After the calculation, provide a brief description of your findings.
# TASK ////////////////////////////////////////////////////////////////////////
# Create box plot(s) using geom_boxplot() function from ggplot2 package.
# Use `seg_output_nodes` object to draw the box plots.
# You will find `pivot_longer` function useful.
#tract_2_bb <- st_transform(tract_2_bb, crs = 4326)
endp_sub <- endp %>%
select(c(is_walkable,node_id))%>%
st_drop_geometry()
seg_output_nodes_join <- inner_join(seg_output_nodes, endp_sub, by = 'node_id')
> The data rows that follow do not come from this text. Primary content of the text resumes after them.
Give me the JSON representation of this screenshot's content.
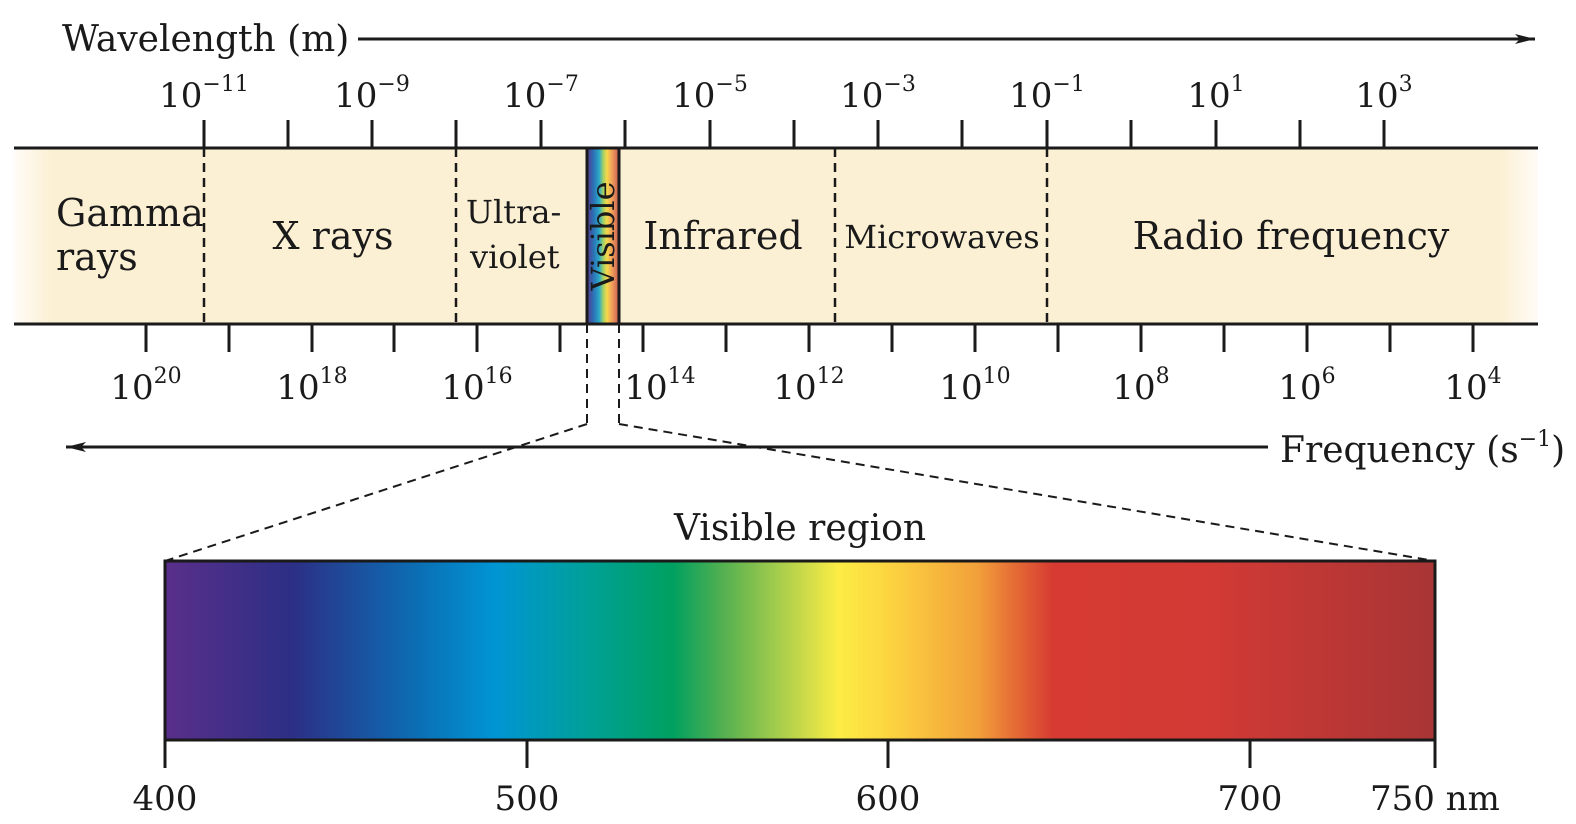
{
  "wavelength_axis": {
    "title": "Wavelength (m)",
    "ticks": [
      {
        "base": "10",
        "exp": "−11"
      },
      {
        "base": "10",
        "exp": "−9"
      },
      {
        "base": "10",
        "exp": "−7"
      },
      {
        "base": "10",
        "exp": "−5"
      },
      {
        "base": "10",
        "exp": "−3"
      },
      {
        "base": "10",
        "exp": "−1"
      },
      {
        "base": "10",
        "exp": "1"
      },
      {
        "base": "10",
        "exp": "3"
      }
    ]
  },
  "frequency_axis": {
    "title_main": "Frequency (s",
    "title_exp": "−1",
    "title_end": ")",
    "ticks": [
      {
        "base": "10",
        "exp": "20"
      },
      {
        "base": "10",
        "exp": "18"
      },
      {
        "base": "10",
        "exp": "16"
      },
      {
        "base": "10",
        "exp": "14"
      },
      {
        "base": "10",
        "exp": "12"
      },
      {
        "base": "10",
        "exp": "10"
      },
      {
        "base": "10",
        "exp": "8"
      },
      {
        "base": "10",
        "exp": "6"
      },
      {
        "base": "10",
        "exp": "4"
      }
    ]
  },
  "regions": {
    "gamma_line1": "Gamma",
    "gamma_line2": "rays",
    "xrays": "X rays",
    "uv_line1": "Ultra-",
    "uv_line2": "violet",
    "visible": "Visible",
    "infrared": "Infrared",
    "microwaves": "Microwaves",
    "radio": "Radio frequency"
  },
  "visible_region": {
    "title": "Visible region",
    "ticks": [
      "400",
      "500",
      "600",
      "700",
      "750 nm"
    ]
  },
  "colors": {
    "band_fill": "#fcf0d4",
    "line": "#1a1a1a"
  }
}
df_long <- seg_output_nodes_join %>%
pivot_longer(
cols = c(building, sky, tree, road, sidewalk),
names_to = "Feature",
values_to = "Proportion"
)
# Create boxplot
ggplot(df_long, aes(x = Feature, y = Proportion, fill = is_walkable)) +
geom_boxplot() +
facet_wrap(~ is_walkable, scales = "free_y") +
theme_minimal() +
labs(
title = "Distribution of Proportions by Walkability",
x = "Feature",
y = "Proportion"
) +
scale_fill_brewer(palette = "Set2")
# //TASK //////////////////////////////////////////////////////////////////////
The boxplot analysis indicates that contrary to what was expected, there is no significant difference in the distribution of features between walkable and unwalkable areas across all variables. The means for each feature appear to be consistent regardless of the walkability classification. In both walkable and unwalkable tracts, there is no notable discrepancy in the proportion of sidewalks. This unexpected finding challenges the common assumption that good pedestrian infrastructure, represented by sidewalks, is a reliable indicator of walkability. Similarly, the distribution of buildings does not display a clear distinction between walkable and unwalkable areas. The mean proportions remain comparable, suggesting that the urban and development characteristics reflected in building density do not significantly vary based on walkability and vise versa. The same trend can be seen in the proportion of trees and sky. The presence of trees and higher proportion of sky, often associated with suburban or rural settings, do not seem to be reliable predictors of walkability in this analysis.
In summary, the analysis suggests that, contrary to conventional expectations, the examined features do not demonstrate consistent differences between walkable and unwalkable areas. The absence of significant variations in the proportions of sidewalks, buildings, trees, sky, and roads challenges preconceived notions about the factors influencing walkability in the studied tracts. Further investigation and consideration of additional variables may be necessary to gain a comprehensive understanding of the walkability dynamics in the analyzed areas.